En Syrie, l’Arabie Saoudite mène presque la même politique. Elle finance, forme et envoie des combattants dans ce pays et prend en charge un certain nombre de mouvements d’opposition armés afin de changer le régime syrien et de mettre en place un régime démocratique. Dans un cas comme dans l’autre, les guerres menées par l’Arabie Saoudite soulèvent toujours la même ques­tion : pourquoi un régime monarchique se bat-il pour la démocratie partout ailleurs mais jamais chez lui ? En réalité, les raisons de l’engagement militaire de l’Arabie Saoudite dans ces pays sont avant tout de nature géopolitique, historique et communautaire.

On peut en effet expliquer la guerre de l’Arabie Saoudite contre le Yémen et la Syrie par la conflic-tualité traditionnelle entre républiques et monarchies. Cette dualité de régime est un héritage du colonialisme : les Français ont construit les régimes républicains, les Britanniques les États monarchiques, et l’antagonisme entre ces deux systèmes a perduré jusqu’à nos jours. La fin de la Guerre froide a rendu possible une guerre de l’Arabie Saoudite lancée contre ces deux pays, désormais dépourvus de la protection de l’Union soviétique, jusqu’alors garante du maintien de l’équilibre régional et interarabe. Les États-Unis, après l’échec de la guerre en Afghanistan et en Irak, annoncèrent leur intention de quitter le Moyen-Orient. Ce tournant majeur dans la stra­tégie américaine s’est accompagné du déclenchement des Printemps arabes et a offert à l’Arabie Saoudite une occasion rêvée pour en finir avec ses rivaux yéménite et syrien. L’Arabie Saoudite espère gagner la guerre au Yémen et en Syrie pour pouvoir remodeler tout l’es­pace régional, signer la paix avec Israël aux conditions de l’État juif et mettre ainsi fin à l’influence iranienne dans la région, en grande partie alimentée par la colère anti-israélienne. Au Yémen, le régime saoudien espère aussi assurer l’exportation du pétrole à l’étranger sous un régime sûr et fédéral, et mettre la main sur le détroit de Bâb el Mandeb. Il entend également protéger sa rive de la Mer rouge et, peut-être, annexer la région stratégique du Hadramaout. Il n’en reste pas moins que la guerre menée par les Saoudiens dans ces deux pays se déroule très mal et qu’en cas d’échec, le prix à payer sera très cher, et ira peut-être jusqu’à la perte du trône de leur Royaume.

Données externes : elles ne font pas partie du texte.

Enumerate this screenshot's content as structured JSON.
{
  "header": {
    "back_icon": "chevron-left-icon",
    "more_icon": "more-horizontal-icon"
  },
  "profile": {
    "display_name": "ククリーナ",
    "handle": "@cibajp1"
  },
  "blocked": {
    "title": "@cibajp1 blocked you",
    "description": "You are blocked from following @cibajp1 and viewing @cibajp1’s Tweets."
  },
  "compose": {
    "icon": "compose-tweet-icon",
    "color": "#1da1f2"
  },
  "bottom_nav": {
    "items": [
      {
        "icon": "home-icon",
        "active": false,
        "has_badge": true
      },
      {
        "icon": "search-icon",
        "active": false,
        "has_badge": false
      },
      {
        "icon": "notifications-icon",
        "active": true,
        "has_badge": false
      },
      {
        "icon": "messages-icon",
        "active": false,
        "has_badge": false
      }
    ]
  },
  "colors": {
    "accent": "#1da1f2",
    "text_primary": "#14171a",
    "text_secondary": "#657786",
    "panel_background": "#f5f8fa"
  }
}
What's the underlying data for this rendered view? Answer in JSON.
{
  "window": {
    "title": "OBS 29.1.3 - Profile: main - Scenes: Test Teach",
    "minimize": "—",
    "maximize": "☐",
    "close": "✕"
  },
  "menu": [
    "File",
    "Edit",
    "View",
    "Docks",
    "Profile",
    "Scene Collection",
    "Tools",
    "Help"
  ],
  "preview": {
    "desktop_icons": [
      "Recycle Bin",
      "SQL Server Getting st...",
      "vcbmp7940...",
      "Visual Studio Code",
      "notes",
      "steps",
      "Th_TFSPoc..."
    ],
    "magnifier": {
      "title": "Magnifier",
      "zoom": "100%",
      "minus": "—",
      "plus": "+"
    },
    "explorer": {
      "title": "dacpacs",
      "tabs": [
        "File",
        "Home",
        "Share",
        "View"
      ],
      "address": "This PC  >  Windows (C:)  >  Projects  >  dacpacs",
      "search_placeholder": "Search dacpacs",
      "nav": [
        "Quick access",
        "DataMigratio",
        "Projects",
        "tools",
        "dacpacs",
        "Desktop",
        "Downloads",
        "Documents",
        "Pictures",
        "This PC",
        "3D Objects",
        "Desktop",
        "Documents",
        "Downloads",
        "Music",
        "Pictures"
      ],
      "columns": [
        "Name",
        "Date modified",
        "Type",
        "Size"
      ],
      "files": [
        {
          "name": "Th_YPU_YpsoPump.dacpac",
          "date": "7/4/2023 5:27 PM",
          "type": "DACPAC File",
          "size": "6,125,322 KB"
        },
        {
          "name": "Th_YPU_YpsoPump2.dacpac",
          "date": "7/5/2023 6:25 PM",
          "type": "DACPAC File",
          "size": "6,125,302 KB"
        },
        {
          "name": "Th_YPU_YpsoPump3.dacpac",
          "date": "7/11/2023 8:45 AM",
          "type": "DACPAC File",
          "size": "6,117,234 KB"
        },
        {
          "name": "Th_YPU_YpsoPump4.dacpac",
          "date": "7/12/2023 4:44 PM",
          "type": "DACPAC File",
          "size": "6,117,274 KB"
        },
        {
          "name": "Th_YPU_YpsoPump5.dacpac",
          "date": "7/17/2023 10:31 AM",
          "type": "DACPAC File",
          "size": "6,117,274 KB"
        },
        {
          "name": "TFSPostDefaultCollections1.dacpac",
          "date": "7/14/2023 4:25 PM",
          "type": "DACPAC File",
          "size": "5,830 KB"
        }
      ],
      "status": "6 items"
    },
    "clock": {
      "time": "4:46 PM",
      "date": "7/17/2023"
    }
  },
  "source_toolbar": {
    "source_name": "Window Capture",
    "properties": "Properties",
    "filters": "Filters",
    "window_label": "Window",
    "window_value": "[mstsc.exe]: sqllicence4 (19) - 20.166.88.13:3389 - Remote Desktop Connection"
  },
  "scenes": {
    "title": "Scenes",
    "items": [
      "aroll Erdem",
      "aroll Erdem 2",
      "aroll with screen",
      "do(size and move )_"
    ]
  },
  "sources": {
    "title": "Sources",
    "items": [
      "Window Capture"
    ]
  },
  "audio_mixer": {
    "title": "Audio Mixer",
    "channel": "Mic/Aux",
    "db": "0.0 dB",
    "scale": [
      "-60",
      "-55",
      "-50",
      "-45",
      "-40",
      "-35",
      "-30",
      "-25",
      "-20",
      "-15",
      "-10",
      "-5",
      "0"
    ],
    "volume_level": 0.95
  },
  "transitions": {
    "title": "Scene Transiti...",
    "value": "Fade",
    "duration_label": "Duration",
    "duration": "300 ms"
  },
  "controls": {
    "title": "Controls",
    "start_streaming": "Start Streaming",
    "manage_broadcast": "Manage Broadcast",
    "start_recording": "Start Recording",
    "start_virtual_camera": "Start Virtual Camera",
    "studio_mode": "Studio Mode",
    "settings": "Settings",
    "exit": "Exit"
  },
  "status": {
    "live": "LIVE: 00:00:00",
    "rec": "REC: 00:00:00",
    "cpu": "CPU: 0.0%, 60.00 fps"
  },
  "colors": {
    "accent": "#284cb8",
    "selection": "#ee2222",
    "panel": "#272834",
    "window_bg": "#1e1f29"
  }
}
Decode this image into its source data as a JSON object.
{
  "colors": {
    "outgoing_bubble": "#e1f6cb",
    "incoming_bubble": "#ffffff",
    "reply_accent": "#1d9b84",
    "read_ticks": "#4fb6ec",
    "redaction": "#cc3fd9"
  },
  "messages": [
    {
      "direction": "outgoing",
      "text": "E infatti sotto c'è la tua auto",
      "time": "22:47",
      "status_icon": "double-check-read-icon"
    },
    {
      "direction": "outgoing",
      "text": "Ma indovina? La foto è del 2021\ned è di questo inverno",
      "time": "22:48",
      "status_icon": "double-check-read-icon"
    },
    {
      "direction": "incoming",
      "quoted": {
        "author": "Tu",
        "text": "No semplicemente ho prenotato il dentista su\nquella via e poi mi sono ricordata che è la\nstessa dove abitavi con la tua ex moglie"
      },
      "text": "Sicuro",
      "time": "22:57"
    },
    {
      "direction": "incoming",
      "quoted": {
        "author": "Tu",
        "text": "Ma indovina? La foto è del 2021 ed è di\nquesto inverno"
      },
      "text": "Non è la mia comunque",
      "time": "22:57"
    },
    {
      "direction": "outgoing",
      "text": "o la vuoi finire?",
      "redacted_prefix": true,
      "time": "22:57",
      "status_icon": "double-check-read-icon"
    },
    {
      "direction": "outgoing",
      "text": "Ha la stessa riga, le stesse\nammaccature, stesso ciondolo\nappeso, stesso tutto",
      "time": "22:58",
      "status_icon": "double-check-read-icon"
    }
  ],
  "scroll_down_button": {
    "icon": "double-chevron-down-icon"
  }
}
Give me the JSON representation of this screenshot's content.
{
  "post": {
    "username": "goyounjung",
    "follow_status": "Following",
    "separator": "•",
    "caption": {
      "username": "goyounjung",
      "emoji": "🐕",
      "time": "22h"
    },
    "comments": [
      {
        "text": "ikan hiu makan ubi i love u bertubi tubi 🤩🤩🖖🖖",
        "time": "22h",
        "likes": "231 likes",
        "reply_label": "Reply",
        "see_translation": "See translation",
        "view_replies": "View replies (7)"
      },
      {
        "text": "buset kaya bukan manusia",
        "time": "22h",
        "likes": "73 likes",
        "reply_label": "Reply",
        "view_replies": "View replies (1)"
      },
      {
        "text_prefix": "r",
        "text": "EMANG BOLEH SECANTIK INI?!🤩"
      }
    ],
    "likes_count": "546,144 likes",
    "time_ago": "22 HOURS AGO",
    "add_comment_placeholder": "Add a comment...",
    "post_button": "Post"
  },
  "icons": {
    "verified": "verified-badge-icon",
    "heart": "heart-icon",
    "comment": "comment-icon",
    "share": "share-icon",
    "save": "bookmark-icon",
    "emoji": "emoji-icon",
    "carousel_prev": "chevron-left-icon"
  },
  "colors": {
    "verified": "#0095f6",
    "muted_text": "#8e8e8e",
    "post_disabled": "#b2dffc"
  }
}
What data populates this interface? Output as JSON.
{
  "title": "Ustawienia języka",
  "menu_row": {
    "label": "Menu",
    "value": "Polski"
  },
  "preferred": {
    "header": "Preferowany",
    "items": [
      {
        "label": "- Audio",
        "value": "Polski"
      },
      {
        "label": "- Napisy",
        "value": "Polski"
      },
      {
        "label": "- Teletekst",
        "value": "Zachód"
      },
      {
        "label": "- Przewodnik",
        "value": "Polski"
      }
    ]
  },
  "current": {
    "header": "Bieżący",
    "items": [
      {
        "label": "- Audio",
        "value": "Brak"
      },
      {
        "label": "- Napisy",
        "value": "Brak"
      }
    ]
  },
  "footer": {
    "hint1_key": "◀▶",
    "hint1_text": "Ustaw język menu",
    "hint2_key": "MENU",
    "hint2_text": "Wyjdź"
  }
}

Pour la première fois de son histoire, l’Arabie Saoudite déclenche deux guerres en Syrie et au Yémen. On peut se demander pourquoi, alors que ce pays avait jusqu’à présent fondé sa stratégie politique sur le pétrole et l’argent, et que la dernière guerre connue qu’il avait menée remontait à presque un siècle.

Lorsque la question est posée aux autorités saoudiennes, elles répondent qu’au Yémen, il y avait un président élu légalement, évincé par le mouvement paramili­taire Ansar Allah, et que cette guerre est menée pour rétablir le pouvoir du président élu. Pour la Syrie, l’Arabie Saoudite explique que Bachar Al Assad est un dictateur et qu’il faut remplacer son règne par un régime démocratique.

Face à ces explications officielles, on est en droit de s’interroger sur les véritables motivations de ce régime, tant il est curieux qu’une monarchie absolue témoigne d’une soudaine volonté de défendre la démocratie, dans deux de ces États républicains que sont le Yémen et la Syrie. Car si le roi Salman apprécie sincèrement la démo­cratie, pourquoi ne l’a-t-il pas installée chez lui ? Et pourquoi n’a-t-il pas également contribué à son installation chez ses voisins ? Parce que ce discours officiel ne peut que poser sérieusement la question des véritables motifs de cette double entrée en guerre de l’Arabie Saoudite qui doivent être cherchés ailleurs.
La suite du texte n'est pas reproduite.